Seven is settling into retirement in her usual unsettled way. I always thought she would be tough to live with if she were retired, but she basically the same. She is and has always been under foot. She is and has always been the dog that will follow you 30 feet from your closet to your bathroom 10 times in a row. She is and has always been the most excited about meals, the potential for doing anything, getting her teeth brushed, moving into another room, going upstairs, going downstairs, etc.
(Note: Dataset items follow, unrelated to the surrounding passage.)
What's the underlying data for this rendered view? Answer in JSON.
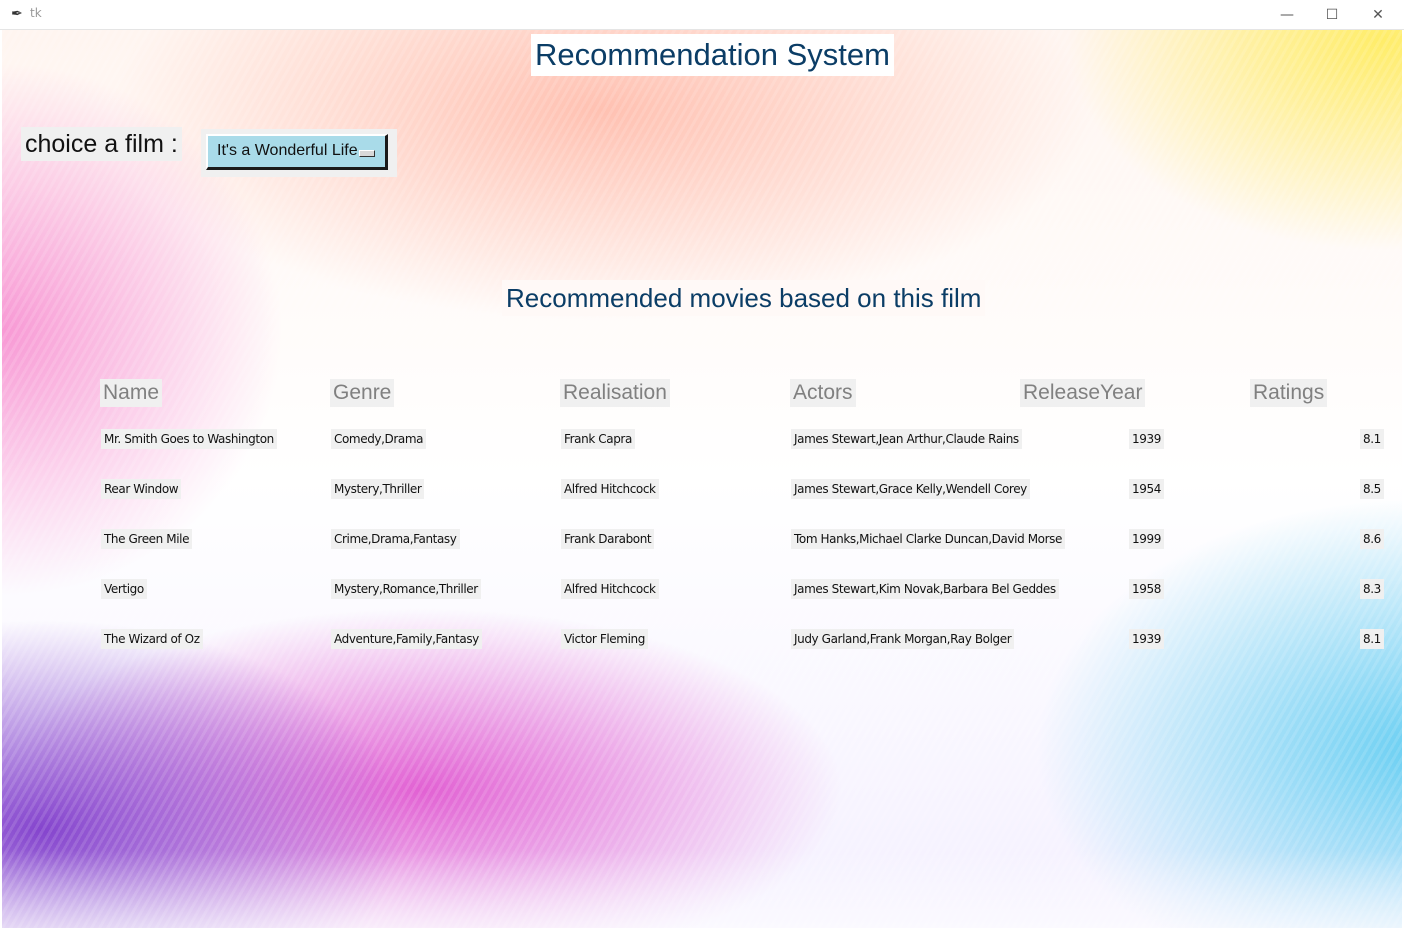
{
  "window": {
    "title": "tk",
    "minimize": "—",
    "maximize": "☐",
    "close": "✕"
  },
  "header": {
    "title": "Recommendation System"
  },
  "chooser": {
    "label": "choice a film :",
    "selected": "It's a Wonderful Life"
  },
  "results": {
    "title": "Recommended movies based on this film",
    "columns": [
      "Name",
      "Genre",
      "Realisation",
      "Actors",
      "ReleaseYear",
      "Ratings"
    ],
    "rows": [
      {
        "name": "Mr. Smith Goes to Washington",
        "genre": "Comedy,Drama",
        "director": "Frank Capra",
        "actors": "James Stewart,Jean Arthur,Claude Rains",
        "year": "1939",
        "rating": "8.1"
      },
      {
        "name": "Rear Window",
        "genre": "Mystery,Thriller",
        "director": "Alfred Hitchcock",
        "actors": "James Stewart,Grace Kelly,Wendell Corey",
        "year": "1954",
        "rating": "8.5"
      },
      {
        "name": "The Green Mile",
        "genre": "Crime,Drama,Fantasy",
        "director": "Frank Darabont",
        "actors": "Tom Hanks,Michael Clarke Duncan,David Morse",
        "year": "1999",
        "rating": "8.6"
      },
      {
        "name": "Vertigo",
        "genre": "Mystery,Romance,Thriller",
        "director": "Alfred Hitchcock",
        "actors": "James Stewart,Kim Novak,Barbara Bel Geddes",
        "year": "1958",
        "rating": "8.3"
      },
      {
        "name": "The Wizard of Oz",
        "genre": "Adventure,Family,Fantasy",
        "director": "Victor Fleming",
        "actors": "Judy Garland,Frank Morgan,Ray Bolger",
        "year": "1939",
        "rating": "8.1"
      }
    ]
  }
}
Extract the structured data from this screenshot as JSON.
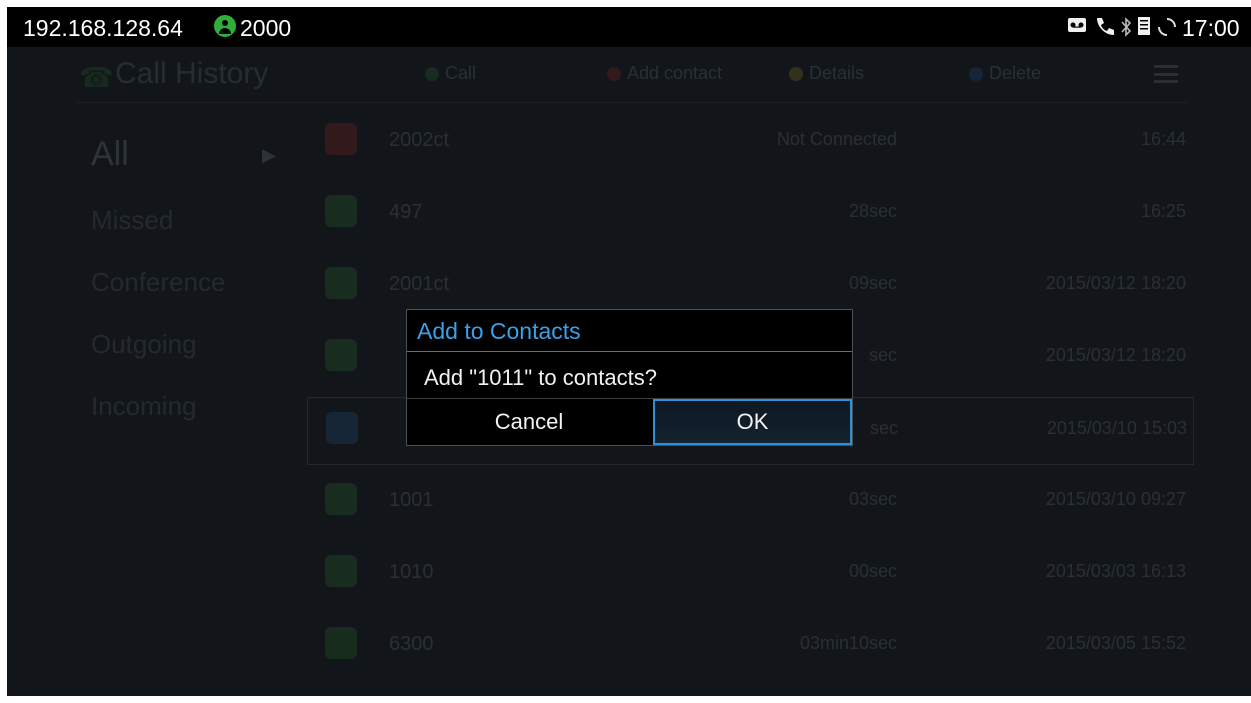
{
  "status_bar": {
    "ip": "192.168.128.64",
    "account": "2000",
    "account_icon_color": "#2fae3a",
    "icons": [
      "voicemail-icon",
      "phone-icon",
      "bluetooth-icon",
      "sd-card-icon",
      "sync-icon"
    ],
    "time": "17:00"
  },
  "app": {
    "title": "Call History",
    "toolbar": {
      "call": "Call",
      "add_contact": "Add contact",
      "details": "Details",
      "delete": "Delete"
    },
    "sidebar": [
      {
        "label": "All",
        "selected": true
      },
      {
        "label": "Missed"
      },
      {
        "label": "Conference"
      },
      {
        "label": "Outgoing"
      },
      {
        "label": "Incoming"
      }
    ],
    "calls": [
      {
        "name": "2002ct",
        "duration": "Not Connected",
        "time": "16:44",
        "type": "missed",
        "color": "#d9342b"
      },
      {
        "name": "497",
        "duration": "28sec",
        "time": "16:25",
        "type": "outgoing",
        "color": "#3aa03a"
      },
      {
        "name": "2001ct",
        "duration": "09sec",
        "time": "2015/03/12 18:20",
        "type": "outgoing",
        "color": "#3aa03a"
      },
      {
        "name": "",
        "duration": "sec",
        "time": "2015/03/12 18:20",
        "type": "outgoing",
        "color": "#3aa03a"
      },
      {
        "name": "",
        "duration": "sec",
        "time": "2015/03/10 15:03",
        "type": "incoming",
        "color": "#2f78c8",
        "selected": true
      },
      {
        "name": "1001",
        "duration": "03sec",
        "time": "2015/03/10 09:27",
        "type": "outgoing",
        "color": "#3aa03a"
      },
      {
        "name": "1010",
        "duration": "00sec",
        "time": "2015/03/03 16:13",
        "type": "outgoing",
        "color": "#3aa03a"
      },
      {
        "name": "6300",
        "duration": "03min10sec",
        "time": "2015/03/05 15:52",
        "type": "outgoing",
        "color": "#3aa03a"
      }
    ]
  },
  "dialog": {
    "title": "Add to Contacts",
    "message": "Add \"1011\" to contacts?",
    "cancel_label": "Cancel",
    "ok_label": "OK",
    "accent_color": "#3aa0e8"
  }
}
So life is the same, just different activities.

If I could change anything, I just wish Seven could run.  Run across the yard.  Run back and forth between Stephen and I in a safe, straight line.  We do it occasionally anyway, but she generally ends up holding her left front leg up.

I have started walking her again though.  Since we put her on Deramaxx, I can see a big improvement in her overall comfort and so she is back to light hiking of up to 1.5 hours.  We also do lots of core and balance exercises on the peanut and balance discs.  She is pretty happy as long as she does something and gets a stuffed Kong.
A few months ago, Seven and I started Nosework.  It is a scent detection sport.  Instead of teaching our dogs to find narcotics, cancer, shell casings, or bombs.... we teach them to find birch, cloves, and anise. Seven is not yet searching for the designated scents yet.  You start with searching for food so the dog first learns how to find the source of the scent and is rewarded immediately.  Eventually you pair the scent and food.  You also start out searching boxes to help the dog search the whole area, but then you move the scent out of the box.  They learn to search rooms, outdoor areas, and vehicles.

Seven LOVES it!  Her passion in life is to find food so she has been wondering where this activity has been all of her life.  We have been taking private lessons and our instructor thinks she is "fabulous" and "awesome".  Seven is very driven and bold when she searches.  I was concerned this activity might turn into a constant search for food at home and everywhere we go.  So I am using a very specific, stinky, salmon treat. It is very distinct and it is not something that will accidentally be sitting on my kitchen counter. It appears the strategy has worked well.  She seems to connect wearing the harness with searching.